The blues got a bad rap for decades because the songs were sometimes so sexually suggestive, while popular (generally white) entertainment wasn’t allowed to even hint at such risqué subjects. But this perceived lewdness, which is tame by today’s standards, has been part of the charm of the blues for many since the beginning. Louisiana Bayou bluesman James Moore, who adopted the far cooler name of Slim Harpo, may not have been quite as bold as Muddy Waters or Robert Johnson, and his nasally and not-particularly bluesy voice didn’t exactly scream “sex.” Lyrically, though, he could get down and dirty, as he did with the first verse of the 1957 classic “I’m a King Bee:”
Well I’m a king bee
Buzzing around your hive
Well I’m a king bee, baby
Buzzing around your hive
Yeah I can make honey baby
Let me come inside
The double entendre here is fairly obvious and was no doubt a scary proposition for radio, which was still pushing Pat Boone. It wasn’t long before this attitude started to change, especially when Atlantic’s Ahmet Ertegun and Jerry Wexler had the gumption to release the sexually charged “What’d I Say” by Ray Charles.
Inspiration can come from anywhere, and in the trailer for a documentary that apparently has yet to be completed, King Bee: The Slim Harpo Story, Harpo’s widow, Lovelle Moore, recounted how Harpo apparently was inspired to write the song during a car trip. “We passed, just, a lot of beehives,” she said. “He looked and he started hummin’. ‘Baby, put that down.
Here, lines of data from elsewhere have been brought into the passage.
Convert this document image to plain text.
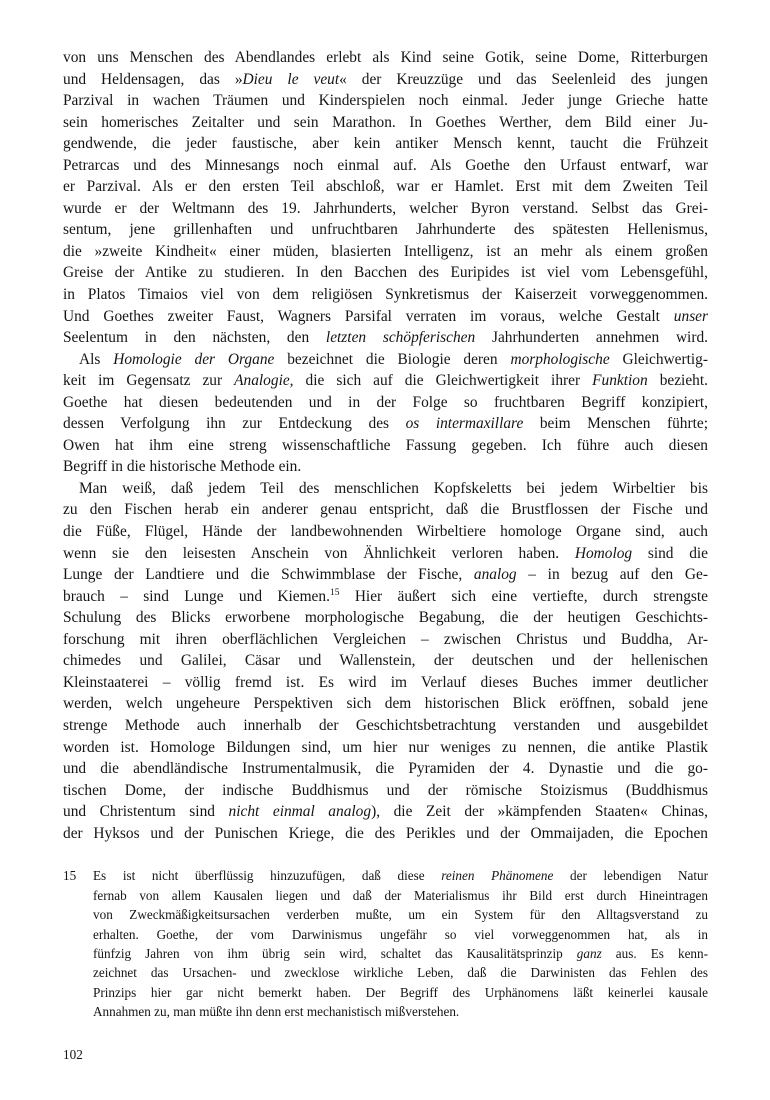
von uns Menschen des Abendlandes erlebt als Kind seine Gotik, seine Dome, Ritterburgen
und Heldensagen, das »Dieu le veut« der Kreuzzüge und das Seelenleid des jungen
Parzival in wachen Träumen und Kinderspielen noch einmal. Jeder junge Grieche hatte
sein homerisches Zeitalter und sein Marathon. In Goethes Werther, dem Bild einer Ju-
gendwende, die jeder faustische, aber kein antiker Mensch kennt, taucht die Frühzeit
Petrarcas und des Minnesangs noch einmal auf. Als Goethe den Urfaust entwarf, war
er Parzival. Als er den ersten Teil abschloß, war er Hamlet. Erst mit dem Zweiten Teil
wurde er der Weltmann des 19. Jahrhunderts, welcher Byron verstand. Selbst das Grei-
sentum, jene grillenhaften und unfruchtbaren Jahrhunderte des spätesten Hellenismus,
die »zweite Kindheit« einer müden, blasierten Intelligenz, ist an mehr als einem großen
Greise der Antike zu studieren. In den Bacchen des Euripides ist viel vom Lebensgefühl,
in Platos Timaios viel von dem religiösen Synkretismus der Kaiserzeit vorweggenommen.
Und Goethes zweiter Faust, Wagners Parsifal verraten im voraus, welche Gestalt unser
Seelentum in den nächsten, den letzten schöpferischen Jahrhunderten annehmen wird.
Als Homologie der Organe bezeichnet die Biologie deren morphologische Gleichwertig-
keit im Gegensatz zur Analogie, die sich auf die Gleichwertigkeit ihrer Funktion bezieht.
Goethe hat diesen bedeutenden und in der Folge so fruchtbaren Begriff konzipiert,
dessen Verfolgung ihn zur Entdeckung des os intermaxillare beim Menschen führte;
Owen hat ihm eine streng wissenschaftliche Fassung gegeben. Ich führe auch diesen
Begriff in die historische Methode ein.
Man weiß, daß jedem Teil des menschlichen Kopfskeletts bei jedem Wirbeltier bis
zu den Fischen herab ein anderer genau entspricht, daß die Brustflossen der Fische und
die Füße, Flügel, Hände der landbewohnenden Wirbeltiere homologe Organe sind, auch
wenn sie den leisesten Anschein von Ähnlichkeit verloren haben. Homolog sind die
Lunge der Landtiere und die Schwimmblase der Fische, analog – in bezug auf den Ge-
brauch – sind Lunge und Kiemen.$^{15}$ Hier äußert sich eine vertiefte, durch strengste
Schulung des Blicks erworbene morphologische Begabung, die der heutigen Geschichts-
forschung mit ihren oberflächlichen Vergleichen – zwischen Christus und Buddha, Ar-
chimedes und Galilei, Cäsar und Wallenstein, der deutschen und der hellenischen
Kleinstaaterei – völlig fremd ist. Es wird im Verlauf dieses Buches immer deutlicher
werden, welch ungeheure Perspektiven sich dem historischen Blick eröffnen, sobald jene
strenge Methode auch innerhalb der Geschichtsbetrachtung verstanden und ausgebildet
worden ist. Homologe Bildungen sind, um hier nur weniges zu nennen, die antike Plastik
und die abendländische Instrumentalmusik, die Pyramiden der 4. Dynastie und die go-
tischen Dome, der indische Buddhismus und der römische Stoizismus (Buddhismus
und Christentum sind nicht einmal analog), die Zeit der »kämpfenden Staaten« Chinas,
der Hyksos und der Punischen Kriege, die des Perikles und der Ommaijaden, die Epochen
15 Es ist nicht überflüssig hinzuzufügen, daß diese reinen Phänomene der lebendigen Natur
fernab von allem Kausalen liegen und daß der Materialismus ihr Bild erst durch Hineintragen
von Zweckmäßigkeitsursachen verderben mußte, um ein System für den Alltagsverstand zu
erhalten. Goethe, der vom Darwinismus ungefähr so viel vorweggenommen hat, als in
fünfzig Jahren von ihm übrig sein wird, schaltet das Kausalitätsprinzip ganz aus. Es kenn-
zeichnet das Ursachen- und zwecklose wirkliche Leben, daß die Darwinisten das Fehlen des
Prinzips hier gar nicht bemerkt haben. Der Begriff des Urphänomens läßt keinerlei kausale
Annahmen zu, man müßte ihn denn erst mechanistisch mißverstehen.
102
I’m a king bee.’”
The three-line verses of this 12-bar blues followed a typical A-A-B blues pattern (three lines per verse with the first verse repeated), but didn’t sound much like Chicago or Delta blues because of the production. In what may seem a bit of a contradiction, “I’m a King Bee” was produced by J.D. Miller, the man who changed country music history as the writer of Kitty Wells’ “It Wasn’t God Who Made Honky Tonk Angels.”
Harpo was well-regarded for his smart, parts-driven blues harp playing, and he also played a decent electric guitar, sometimes while wearing a harp neck rack. A Slim Harpo 1962 Gibson ES-330 signature model is said to be in the works this year from Gibson. Among Harpo’s fans are the Rolling Stones, who not only recorded “I’m a King Bee” but also covered Harpo’s song “Shake Your Hips” on their renowned Exile on Main Street album. “I’m a King Bee” was also cut by a young British group called the Tea Set, which later changed its name to Pink Floyd. And the song may have seen its greatest exposure in 1976 on Saturday Night Live, when the late John Belushi, fronting a band of stellar musicians dressed as bees, performed it with fellow Blues Brother Dan Aykroyd.
Each year in Baton Rouge, Harpo’s memory is honored at the Slim Harpo Music Awards, an event that has recognized prominent blues-influenced musicians like Dr. John and the late Tony Joe White, with proceeds benefitting the area’s Music in the Schools outreach program.